Aerospace: Making Production-Grade, Flight-Certified Hardware Using Industrial 3D Printing
Bell Helicopter and Harvest Technologies Utilize Design-Driven Manufacturing with EOS Technology
Sometimes, a company’s entire manufacturing history begins with prototyping. In 1941, Arthur M. Young demonstrated an ingeniously engineered model helicopter flying on a tether while working for Bell Aircraft Corporation. Just five years later, Bell Helicopter received the first-ever certification for a commercial helicopter. Today, Bell Helicopter Textron Inc. has made and sold more than 35,000 helicopters worldwide.
The engineering-driven company already produced prototypes for different components of their aircraft using Additive Manufacturing (AM) and now wanted to use the technology for functional parts. Harvest Technologies, one of the world's largest suppliers of AM technologies, provided the deep knowledge of the technology Bell Helicopter was looking for.
After a final review of design for system producibility, Bell Helicopter would send a 3D CAD model along with a request for quote (RFQ) to Harvest for review and for development of a build strategy. Once Bell Helicopter accepted the quote, production would begin in earnest at Harvest. Before each batch, there was a rigorous checklist of pre-production inspections – developed by Harvest – for instance, a nitrogen leak rate check – that reduces waste and ensures part quality. “After every build, we test for tensile and flexural properties,” said Caleb Ferrell, Quality Manager at Harvest Technologies. This is a requirement established for process assurance that Harvest continuously monitors.
At present, the helicopter company mostly produces parts for the Environmental Control System (ECS) by using EOS technology. And AM production is expanding: Bell Helicopter is interested in employing additively manufactured components throughout the aircraft systems of their commercial helicopters. “Now the ECS engineers who’ve gained experience with the material and the process are communicating to teams with other functions, and those teams are starting to incorporate additive manufactured hardware into their assemblies,” said Schulte. Bell Helicopter will also be evaluating AM of high-temperature plastics intended for use in more demanding roles and environments.
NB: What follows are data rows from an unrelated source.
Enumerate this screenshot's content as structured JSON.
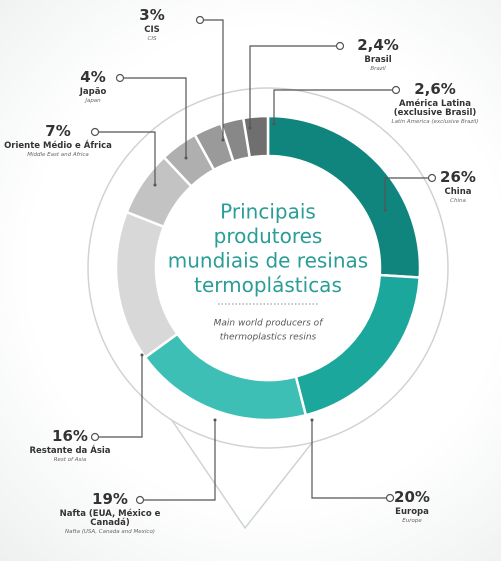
{
  "chart_data": {
    "type": "donut",
    "title": [
      "Principais",
      "produtores",
      "mundiais de resinas",
      "termoplásticas"
    ],
    "subtitle": [
      "Main world producers of",
      "thermoplastics resins"
    ],
    "categories": [
      "China",
      "Europa",
      "Nafta (EUA, México e Canadá)",
      "Restante da Ásia",
      "Oriente Médio e África",
      "Japão",
      "CIS",
      "Brasil",
      "América Latina (exclusive Brasil)"
    ],
    "categories_en": [
      "China",
      "Europe",
      "Nafta (USA, Canada and Mexico)",
      "Rest of Asia",
      "Middle East and Africa",
      "Japan",
      "CIS",
      "Brazil",
      "Latin America (exclusive Brazil)"
    ],
    "values": [
      26,
      20,
      19,
      16,
      7,
      4,
      3,
      2.4,
      2.6
    ],
    "value_labels": [
      "26%",
      "20%",
      "19%",
      "16%",
      "7%",
      "4%",
      "3%",
      "2,4%",
      "2,6%"
    ],
    "colors": [
      "#10857e",
      "#1ba79b",
      "#3dbfb5",
      "#d8d8d8",
      "#c3c3c3",
      "#afafaf",
      "#9a9a9a",
      "#888888",
      "#6f6f6f"
    ]
  }
}
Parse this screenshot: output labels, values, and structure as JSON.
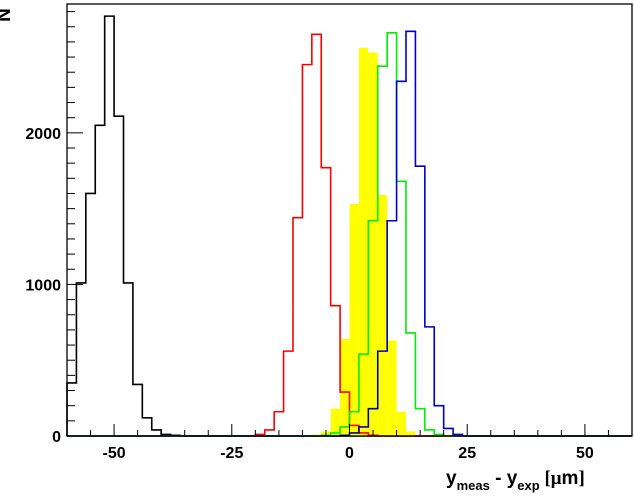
{
  "chart_data": {
    "type": "histogram",
    "title": "",
    "xlabel": {
      "main": "y",
      "sub_main": "meas",
      "minus": " - y",
      "sub_exp": "exp",
      "unit_open": " [",
      "unit_mu": "μ",
      "unit_m": "m",
      "unit_close": "]"
    },
    "ylabel": "N",
    "xlim": [
      -60,
      60
    ],
    "ylim": [
      0,
      2850
    ],
    "x_ticks": [
      -50,
      -25,
      0,
      25,
      50
    ],
    "x_tick_labels": [
      "-50",
      "-25",
      "0",
      "25",
      "50"
    ],
    "y_ticks": [
      0,
      1000,
      2000
    ],
    "y_tick_labels": [
      "0",
      "1000",
      "2000"
    ],
    "bin_width": 2,
    "series": [
      {
        "color": "#000000",
        "style": "step",
        "x_start": -60,
        "values": [
          350,
          1010,
          1600,
          2050,
          2770,
          2110,
          1010,
          340,
          120,
          40,
          10,
          5,
          0,
          0,
          0,
          0,
          0,
          0,
          0,
          0,
          0,
          0,
          0,
          0,
          0,
          0,
          0,
          0,
          0,
          0,
          0,
          0,
          0,
          0,
          0,
          0,
          0,
          0,
          0,
          0,
          0,
          0,
          0,
          0,
          0,
          0,
          0,
          0,
          0,
          0,
          0,
          0,
          0,
          0,
          0,
          0,
          0,
          0,
          0,
          0
        ]
      },
      {
        "color": "#ffff00",
        "style": "filled",
        "x_start": -60,
        "values": [
          0,
          0,
          0,
          0,
          0,
          0,
          0,
          0,
          0,
          0,
          0,
          0,
          0,
          0,
          0,
          0,
          0,
          0,
          0,
          0,
          0,
          0,
          0,
          0,
          0,
          0,
          10,
          30,
          180,
          640,
          1530,
          2560,
          2530,
          1590,
          630,
          160,
          30,
          5,
          0,
          0,
          0,
          0,
          0,
          0,
          0,
          0,
          0,
          0,
          0,
          0,
          0,
          0,
          0,
          0,
          0,
          0,
          0,
          0,
          0,
          0
        ]
      },
      {
        "color": "#ff0000",
        "style": "step",
        "x_start": -60,
        "values": [
          0,
          0,
          0,
          0,
          0,
          0,
          0,
          0,
          0,
          0,
          0,
          0,
          0,
          0,
          0,
          0,
          0,
          0,
          0,
          0,
          10,
          40,
          160,
          560,
          1440,
          2450,
          2650,
          1770,
          860,
          290,
          70,
          20,
          5,
          0,
          0,
          0,
          0,
          0,
          0,
          0,
          0,
          0,
          0,
          0,
          0,
          0,
          0,
          0,
          0,
          0,
          0,
          0,
          0,
          0,
          0,
          0,
          0,
          0,
          0,
          0
        ]
      },
      {
        "color": "#00ee00",
        "style": "step",
        "x_start": -60,
        "values": [
          0,
          0,
          0,
          0,
          0,
          0,
          0,
          0,
          0,
          0,
          0,
          0,
          0,
          0,
          0,
          0,
          0,
          0,
          0,
          0,
          0,
          0,
          0,
          0,
          0,
          0,
          0,
          5,
          20,
          60,
          160,
          540,
          1420,
          2440,
          2660,
          1680,
          680,
          180,
          40,
          10,
          0,
          0,
          0,
          0,
          0,
          0,
          0,
          0,
          0,
          0,
          0,
          0,
          0,
          0,
          0,
          0,
          0,
          0,
          0,
          0
        ]
      },
      {
        "color": "#0000cc",
        "style": "step",
        "x_start": -60,
        "values": [
          0,
          0,
          0,
          0,
          0,
          0,
          0,
          0,
          0,
          0,
          0,
          0,
          0,
          0,
          0,
          0,
          0,
          0,
          0,
          0,
          0,
          0,
          0,
          0,
          0,
          0,
          0,
          0,
          0,
          5,
          20,
          60,
          180,
          560,
          1420,
          2340,
          2670,
          1780,
          720,
          200,
          50,
          10,
          0,
          0,
          0,
          0,
          0,
          0,
          0,
          0,
          0,
          0,
          0,
          0,
          0,
          0,
          0,
          0,
          0,
          0
        ]
      }
    ]
  }
}
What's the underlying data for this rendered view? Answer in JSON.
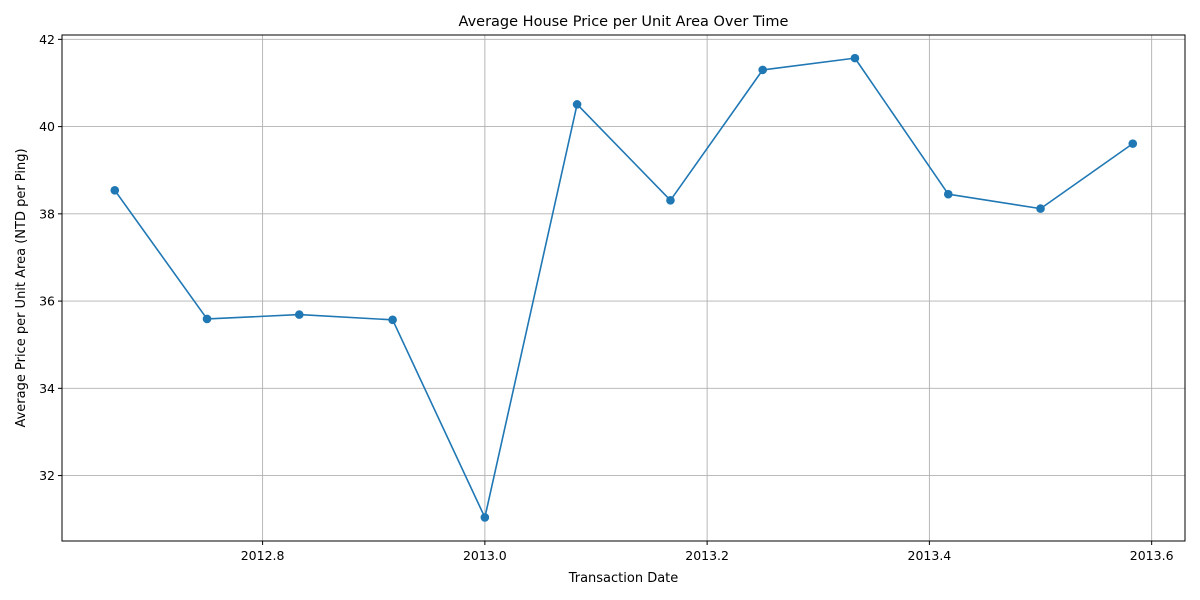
{
  "chart_data": {
    "type": "line",
    "title": "Average House Price per Unit Area Over Time",
    "xlabel": "Transaction Date",
    "ylabel": "Average Price per Unit Area (NTD per Ping)",
    "xlim": [
      2012.6195,
      2013.63
    ],
    "ylim": [
      30.5,
      42.1
    ],
    "grid": true,
    "x_ticks": [
      2012.8,
      2013.0,
      2013.2,
      2013.4,
      2013.6
    ],
    "x_tick_labels": [
      "2012.8",
      "2013.0",
      "2013.2",
      "2013.4",
      "2013.6"
    ],
    "y_ticks": [
      32,
      34,
      36,
      38,
      40,
      42
    ],
    "y_tick_labels": [
      "32",
      "34",
      "36",
      "38",
      "40",
      "42"
    ],
    "series": [
      {
        "color": "#1f77b4",
        "marker": "circle",
        "x": [
          2012.667,
          2012.75,
          2012.833,
          2012.917,
          2013.0,
          2013.083,
          2013.167,
          2013.25,
          2013.333,
          2013.417,
          2013.5,
          2013.583
        ],
        "y": [
          38.54,
          35.59,
          35.69,
          35.57,
          31.04,
          40.51,
          38.31,
          41.3,
          41.57,
          38.45,
          38.12,
          39.61
        ]
      }
    ]
  }
}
Ferrell added: “In addition to the design advantages, there are significant manufacturing benefits to EOS technology. Tool-less manufacturing means you don’t face certain limitations and upfront costs. And if you need to change something, you can build new revisions simply by changing the CAD file – no moulds, no new machining tool paths, and very little wasted time or money.”
“Because of the larger EOS build platform, we could build bigger components in one piece rather than in sections,” said Lewis Simms, Marketing Director at Harvest. Engineers are now learning to take greater advantage of the freedom of design that comes with applying EOS technology. “Our engineers are using the part-integrating capability to eliminate assembly costs,” Gravelle said.
Another advantage of the EOS system was the clean surface it produces. “We were able to achieve the desired quality with the other AM system,” said Ron Clemons, Director of Business Development at Harvest, “but there was a lot more finishing labour associated with it than on the EOS platform.” The EOSINT P 730 incorporated a software fix that provided crisper detail and smoother surfaces. As a result, there was relatively little peripheral powder melting and adhesion. Switching to the EOS system offered significant post-processing cost savings and shorter lead times for Bell Helicopter.
An important secondary benefit of EOS’ technology was increased recyclability of the plastic powder. Other AM processes left behind a significant amount of partially melted and therefore unusable powder. The reduction of this waste in the EOSINT P 730 made much of the leftover powder more recyclable.
Harvest has acquired a second EOSINT P 730 system, and an EOSINT P 760 system, from EOS and is currently working with Bell Helicopter to implement the manufacture of one-off or two-off orders of spares, nested in with their existing batch production. “We have a strong legacy of using 3D-printed thermoplastic parts,” Schulte says. “We definitely want to stay at the forefront of new EOS materials and processes, so we’ll continue our IRAD (Independent Research and Development), supply chain integration, and our industry involvement with Additive Manufacturing.”
Caleb Ferrell, Quality Manager at Harvest Technologies
"The EOS technology produces a robust and highly repeatable process. We have done a number of conversions of aircraft parts from previous processes to Additive Manufacturing. With the EOSINT P 730, we often discovered that the production cost per piece is substantially reduced compared to conventional manufacturing methods. The system complies with our specification."